Shenzi's staying a hyena. I'm just changing her name so people won't go "OMG LION KING". It can be spelled either Shenzi or Shenzy, though. Whatever convenient. 

She also has glasses but that's not what I'm here to say. 

Shenzi/y has a "companion" now. She's a no-named lioness. I'm thinking of names, so here's a few examples. 
Parvana (Iranian for "Star")
Fang
Emily/Emmy
Rezzy (Playing around with MMORPG-speak XD)
Ooma (more MMORPG speak)
Audri (Variation of a friend's name)
Yana or Yeva (If I do this she will be a Russian lioness )
Zaza (randomly made)

Feel free to suggest more, she needs a name. T.T


----------



## Nevarous (Oct 31, 2008)

This happens more then most people think and I love to hand out different odd names.

Saya (Spoken: Say-a)

Bess

Alythia (Spoken: A-lith-ia)

Bane

Daylean (Spoken: Day-leen)

Oversa (Spoken: O-ver-sa)

Fallin (Spoken: Fall-in)

Welsa (Spoken: Wel-sa)

Nancey...(RANDOM!!!)


----------



## Gavrill (Oct 31, 2008)

I really like Alythia. And Bane. 

Oh, I should probably mention her personality.
She's carefree, fun-loving, naive, unpredictable, curious, and spacey.


----------



## Kingman (Nov 1, 2008)

Sehkmet
Bast
Sheeba
Veronica
Christen
Heather

Any of those help?


----------



## Gavrill (Nov 1, 2008)

I love the name Heather. I'm sure there's a ton of Lionesses named Sehkmet, but Heather...I like that.
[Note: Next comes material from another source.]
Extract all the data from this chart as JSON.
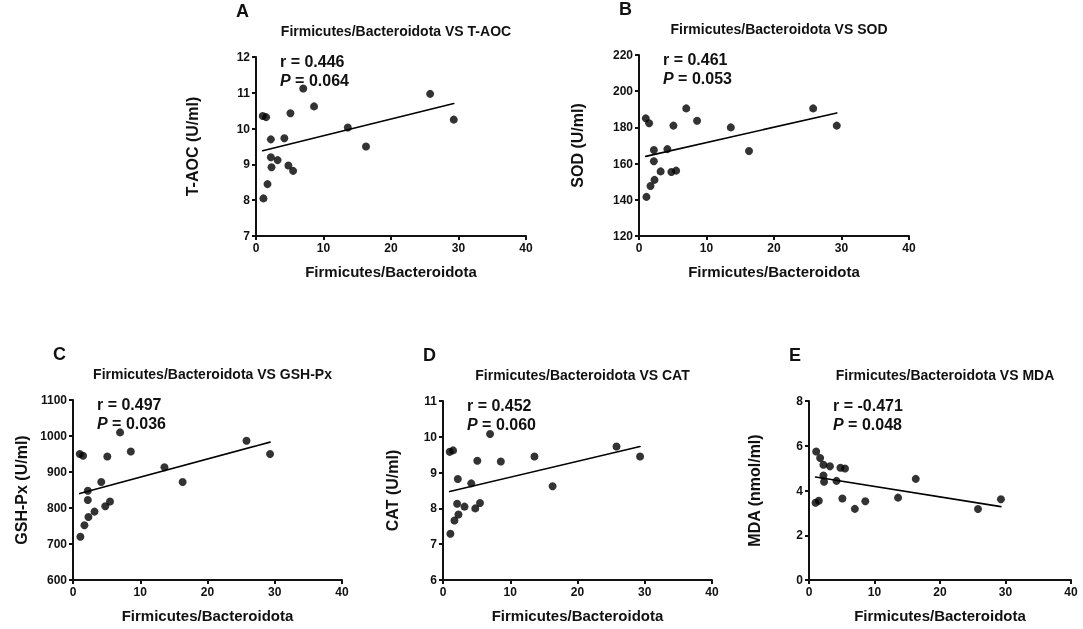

Well, it's down to the wire.

Heather, Alythia, or Audri?


----------



## Nevarous (Nov 2, 2008)

If it ever gets a little hard to chose, you can always make a poll.


----------



## Gavrill (Nov 2, 2008)

I've decided on Audri. But now I don't know if I'm keeping her a lion! X3


----------